MIOX Ramps Up International Sales
New Mexico Business Weekly
MIOX ramps up international sales
March 7, 2008, New Mexico Business Weekly
By Kevin Robinson Avila
When the sprawling, $1.5 billion City of Dreams casino opens in Macau on China’s south coast in late 2008, a bit of New Mexico will course through its veins.
Albuquerque-based MIOX Corp. will install eight industrial water purifiers at the complex—a gambler’s paradise built on a lagoon with a 420,000-square-foot underwater gaming center, 85,000 square feet of retail space, and three luxury hotels. The purifiers will treat everything from pools and spas to drinking water, said MIOX CEO Carlos Perea.
“Macau is the Monte Carlo of Asia,” he said. “The contractors chose us over all competitors for the City of Dreams. It’s a very visible, high-scale project that reflects the headway we’re making in Asian markets.”
Indeed, MIOX is making major inroads overseas, with particularly strong thrusts into the Asian and Latin American regions. International sales accounted for 31 percent of MIOX’s total sales in 2007, up from just 15 percent in 2006, Perea said.
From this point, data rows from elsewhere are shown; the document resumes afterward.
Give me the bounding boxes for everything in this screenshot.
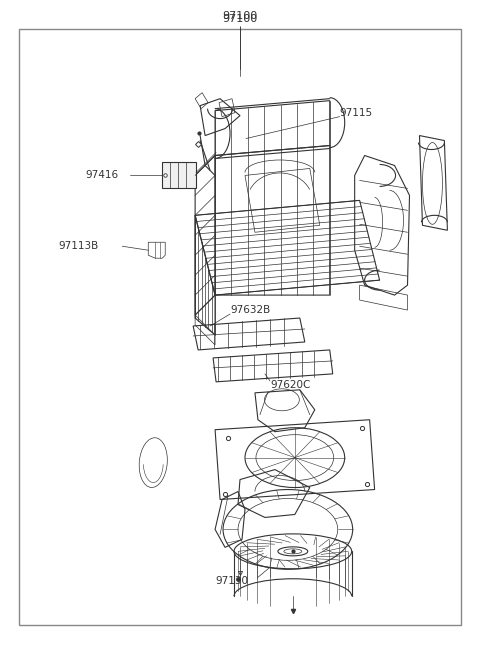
Text: 97130: 97130 bbox=[215, 576, 248, 586]
FancyBboxPatch shape bbox=[19, 29, 461, 625]
Text: 97632B: 97632B bbox=[230, 305, 270, 315]
Text: 97100: 97100 bbox=[222, 11, 258, 21]
Text: 97620C: 97620C bbox=[270, 380, 310, 390]
Text: 97115: 97115 bbox=[340, 107, 373, 118]
Polygon shape bbox=[162, 162, 196, 189]
Text: 97100: 97100 bbox=[222, 14, 258, 24]
Text: 97113B: 97113B bbox=[59, 241, 99, 252]
Text: 97416: 97416 bbox=[85, 170, 119, 180]
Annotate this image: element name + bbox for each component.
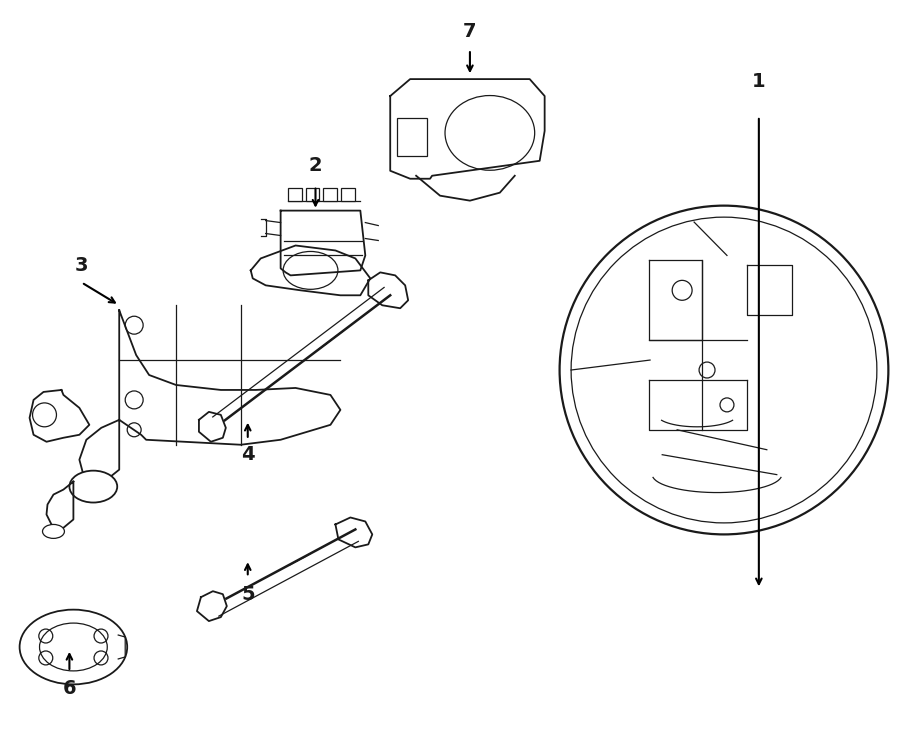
Ellipse shape <box>69 471 117 502</box>
Polygon shape <box>251 246 370 295</box>
Ellipse shape <box>42 524 65 538</box>
Polygon shape <box>119 310 340 445</box>
Ellipse shape <box>20 610 127 684</box>
Bar <box>341 188 356 201</box>
Bar <box>323 188 338 201</box>
Polygon shape <box>30 390 89 442</box>
Polygon shape <box>197 591 227 621</box>
Text: 4: 4 <box>241 445 255 464</box>
Polygon shape <box>336 517 373 547</box>
Bar <box>397 118 427 155</box>
Polygon shape <box>79 420 119 481</box>
Bar <box>288 188 302 201</box>
Polygon shape <box>47 481 74 529</box>
Text: 3: 3 <box>75 256 88 275</box>
Text: 7: 7 <box>464 22 477 41</box>
Polygon shape <box>199 412 226 442</box>
Polygon shape <box>391 79 544 179</box>
Polygon shape <box>281 210 365 276</box>
Text: 5: 5 <box>241 585 255 604</box>
Text: 2: 2 <box>309 156 322 175</box>
Polygon shape <box>368 273 409 308</box>
Text: 1: 1 <box>752 71 766 91</box>
Text: 6: 6 <box>63 680 76 698</box>
Bar <box>305 188 320 201</box>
“In the fourth quarter of 2007, international sales reached 44 percent,” he said. “Our goal this year is to increase overseas sales by 100 percent, and we’re on track to do it.”
The company is opening a regional office in Hong Kong, where it sold about 100 systems, Perea said. The new office will manage sales in Taiwan, the Philippines and other Asian markets.
The City of Dreams contract will help build regional name recognition as sales in Asia gain momentum, said Katie Bolek Rich, director of marketing.
“It gives us extended visibility and offers us a very high-profile reference customer,” Bolek said. “We gain a lot more credibility with big guys like this on board.”
The company opened an office in Colombia last year to increase sales there and in other Latin American countries.
“We started aggressively marketing in Mexico, Colombia and elsewhere last year,” Perea said. “We’re finding a very receptive market.”
Mexico-based FEMSA—Coca Cola’s bottling partner for Latin America and the largest integrated beverage maker in the region—uses MIOX water purifiers in Mexico and Colombia and might soon install them at facilities in other countries.
Colombia’s national government is interested in MIOX technology and will host a joint event with public officials and businesspeople in Bogota in late March to discuss the firm’s technology, Perea said. Municipal and state governments in that country, and in Mexico and Puerto Rico, are also discussing pilot projects to showcase MIOX’s water purifiers.
Interest in developing countries is growing because MIOX technology helps offset expensive investments in water-treatment infrastructure.
The company offers an environmentally friendly, low-cost purification method. It uses a simple mix of water and salt shot with an electric current. The electric mix helps separate salt into its component parts—sodium and chloride. The resulting oxidant solution is poured into water where the chloride destroys common pathogens.
The company sells a wide number of products that range from handheld, pen-size purifiers for outdoors types and soldiers to industrial machines that treat water in factories and municipalities, including Albuquerque’s Cottonwood and Paradise Hills areas on the Westside. It builds its systems at a 64,000-square-foot facility near Albuquerque’s Balloon Fiesta Park.
MIOX has received more than $30 million in venture capital, including a $14.5 million investment in January 2007. The latest round helped the company ramp up international sales, with six new marketing people joining the company since July and more hires scheduled for this year. The work force has grown from 55 in early 2007 to 70 now.
The next big marketing thrust could target Eastern Europe, where countries are scrambling to modernize infrastructure as they work to integrate into the European Union, Bolek said. MIOX just made its first sale in Romania this year, where the federal government is using MIOX systems to treat contaminated water in the River Bega.
Kim Sanchez Rael, general partner at Flywheel Ventures—a lead investor in MIOX—said the company is riding a new tide of global investment in clean energy and water.
“New mega trends in energy and water technology are fundamentally changing investment strategies and capital markets,” Sanchez Rael said. “MIOX is very well positioned to take advantage of those trends.”